Nonetheless, my very concern is ITIL is very popular amongst IT departments and unlike EA, it is cheaper to adapt and adopt. So the question here would be are we facing a new challenge justifying the need for an EA for clients? this might not be the case today as ITIL is very immature in strategy tier but in the mid-term - lets say next couple of yeas - either EA should find a good place for this new perspective or we will see the hard to sell EA will be even less popular.

Unknown said...

Hi Thorns,

I trying to read out document which available on the net.

IS there any other document online which allow people like us to study and understand it before we going for the exam.

I try to find book in Malaysia abt ITIL but it is not well popular in malaysia.

Anonymous said...

Hi Raymond,

Do you need articles to read on ITSM/ITIL.?
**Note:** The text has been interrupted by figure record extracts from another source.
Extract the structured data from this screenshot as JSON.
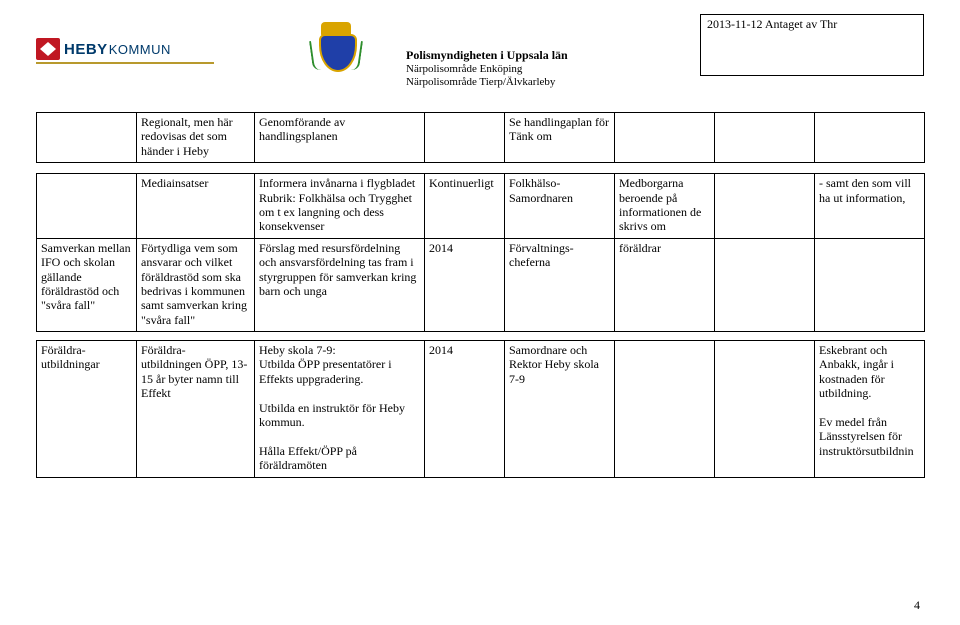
{
  "top_box": {
    "text": "2013-11-12 Antaget av Thr"
  },
  "logo": {
    "heby_bold": "HEBY",
    "heby_thin": "KOMMUN"
  },
  "polis": {
    "title": "Polismyndigheten i Uppsala län",
    "sub1": "Närpolisområde Enköping",
    "sub2": "Närpolisområde Tierp/Älvkarleby"
  },
  "table1": {
    "cols": {
      "c1": "",
      "c2": "Regionalt, men här redovisas det som händer i Heby",
      "c3": "Genomförande av handlingsplanen",
      "c4": "",
      "c5": "Se handlingaplan för Tänk om",
      "c6": "",
      "c7": "",
      "c8": ""
    }
  },
  "table2": {
    "row1": {
      "c1": "",
      "c2": "Mediainsatser",
      "c3": "Informera invånarna i flygbladet\nRubrik: Folkhälsa och Trygghet\nom t ex langning och dess konsekvenser",
      "c4": "Kontinuerligt",
      "c5": "Folkhälso-\nSamordnaren",
      "c6": "Medborgarna beroende på informationen de skrivs om",
      "c7": "",
      "c8": "- samt den som vill ha ut information,"
    },
    "row2": {
      "c1": "Samverkan mellan IFO och skolan gällande föräldrastöd och \"svåra fall\"",
      "c2": "Förtydliga vem som ansvarar och vilket föräldrastöd som ska bedrivas i kommunen samt samverkan kring \"svåra fall\"",
      "c3": "Förslag med resursfördelning och ansvarsfördelning tas fram i styrgruppen för samverkan kring barn och unga",
      "c4": "2014",
      "c5": "Förvaltnings-\ncheferna",
      "c6": "föräldrar",
      "c7": "",
      "c8": ""
    }
  },
  "table3": {
    "row1": {
      "c1": "Föräldra-\nutbildningar",
      "c2": "Föräldra-\nutbildningen ÖPP, 13-15 år byter namn till Effekt",
      "c3": "Heby skola 7-9:\nUtbilda ÖPP presentatörer i Effekts uppgradering.\n\nUtbilda en instruktör för Heby kommun.\n\nHålla Effekt/ÖPP på föräldramöten",
      "c4": "2014",
      "c5": "Samordnare och Rektor Heby skola 7-9",
      "c6": "",
      "c7": "",
      "c8": "Eskebrant och Anbakk, ingår i kostnaden för utbildning.\n\nEv medel från Länsstyrelsen för instruktörsutbildnin"
    }
  },
  "page_number": "4",
  "colors": {
    "text": "#000000",
    "heby_red": "#c01722",
    "heby_blue": "#003a6b",
    "heby_gold": "#b8992d",
    "crest_blue": "#1f3fa8",
    "crest_gold": "#d9a400",
    "wreath": "#2e8e2d",
    "background": "#ffffff"
  },
  "fontsize": {
    "body": 12,
    "polis_title": 12,
    "polis_sub": 11,
    "heby_bold": 15,
    "heby_thin": 13
  }
}
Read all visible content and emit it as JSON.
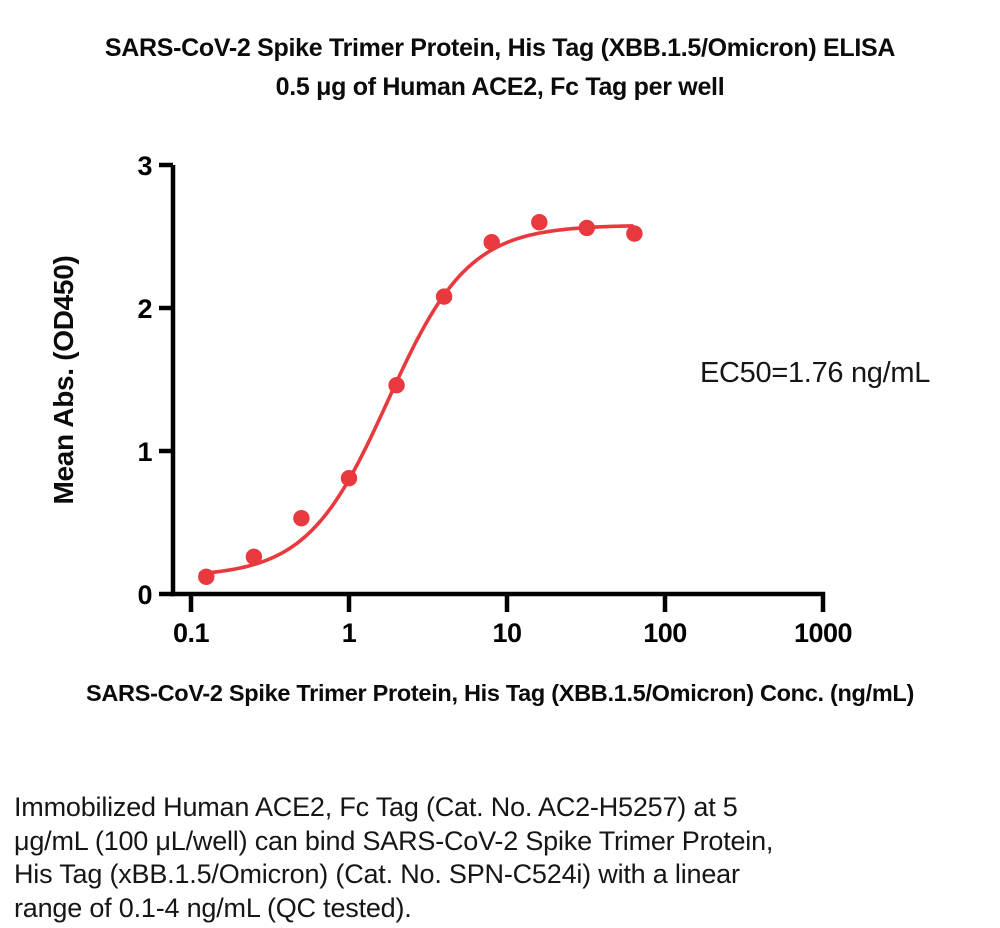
{
  "description": {
    "lines": [
      "Immobilized Human ACE2, Fc Tag (Cat. No. AC2-H5257) at 5",
      "μg/mL (100 μL/well) can bind SARS-CoV-2 Spike Trimer Protein,",
      "His Tag (xBB.1.5/Omicron) (Cat. No. SPN-C524i) with a linear",
      "range of 0.1-4 ng/mL (QC tested)."
    ]
  },
  "colors": {
    "accent_red": "#E8393E",
    "axis_black": "#000000",
    "text_black": "#161616"
  },
  "chart_data": {
    "type": "scatter",
    "title": "SARS-CoV-2 Spike Trimer Protein, His Tag (XBB.1.5/Omicron) ELISA",
    "subtitle": "0.5 μg of Human ACE2, Fc Tag per well",
    "xlabel": "SARS-CoV-2 Spike Trimer Protein, His Tag (XBB.1.5/Omicron) Conc. (ng/mL)",
    "ylabel": "Mean Abs. (OD450)",
    "x_scale": "log10",
    "xlim": [
      0.1,
      1000
    ],
    "ylim": [
      0,
      3
    ],
    "x_ticks": [
      0.1,
      1,
      10,
      100,
      1000
    ],
    "x_tick_labels": [
      "0.1",
      "1",
      "10",
      "100",
      "1000"
    ],
    "y_ticks": [
      0,
      1,
      2,
      3
    ],
    "y_tick_labels": [
      "0",
      "1",
      "2",
      "3"
    ],
    "grid": false,
    "legend": "none",
    "marker_color": "#E8393E",
    "line_color": "#E8393E",
    "axis_color": "#000000",
    "series": [
      {
        "x": [
          0.125,
          0.25,
          0.5,
          1,
          2,
          4,
          8,
          16,
          32,
          64
        ],
        "y": [
          0.12,
          0.26,
          0.53,
          0.81,
          1.46,
          2.08,
          2.46,
          2.6,
          2.56,
          2.52
        ]
      }
    ],
    "fit_curve": {
      "model": "4PL",
      "bottom": 0.12,
      "top": 2.58,
      "ec50": 1.76,
      "hill": 1.7,
      "x_range": [
        0.115,
        62
      ]
    },
    "ec50_text": "EC50=1.76 ng/mL"
  }
}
http://blog.itpreneurs.com/?p=37
http://www.itsm-gateway.com/news/feb/itsm5.htm
http://itiltraining.blogspot.com/
http://pminstitute.pbwiki.com/

Thanks.

Anonymous said...

Serge,

I really appreciate and admire your applied thinking on this topic in particular. A couple of comments from someone who has been beat-up for 10 years, transforming reactive-based, hero-driven IT cultures into more effective technology service management focused and business process efficiency driven organizations.

If you could get your head around the idea that the PMO is primarily focused on application orineted projects in today's IT cultures, while Ent. Architecture is primarily focused on infrastructure/systems management efficiency requirements. ITIL V3 Service Strategy and Service Design are recomended good practice around integrating the 2, with the primary focus being the development of an integrated service (Hardware software, strategic, tactical and operational management requirements included) based on a business need (e.g. enhanced competitive position.)

This view requires seasoned technical folks to screw their heads on a bit differently, like seeing these 3 governance activities as parts of the same business management practice that needs to be mastered; developing highly competitive business processes (with optimized process automation technology included).

The last line of your blog entry is where you hit the jackpot.

DC

Serge Thorn said...

There is only one disagreement with your post :-). "while Ent. Architecture is primarily focused on infrastructure/systems management efficiency requirements." Absolutely not...Enterprise Architecture is all about the Enterprise and focus as much on the Business than IT. Thanks.

Monty said...

I appreciate the labor you have put in developing this blog. Nice and informative.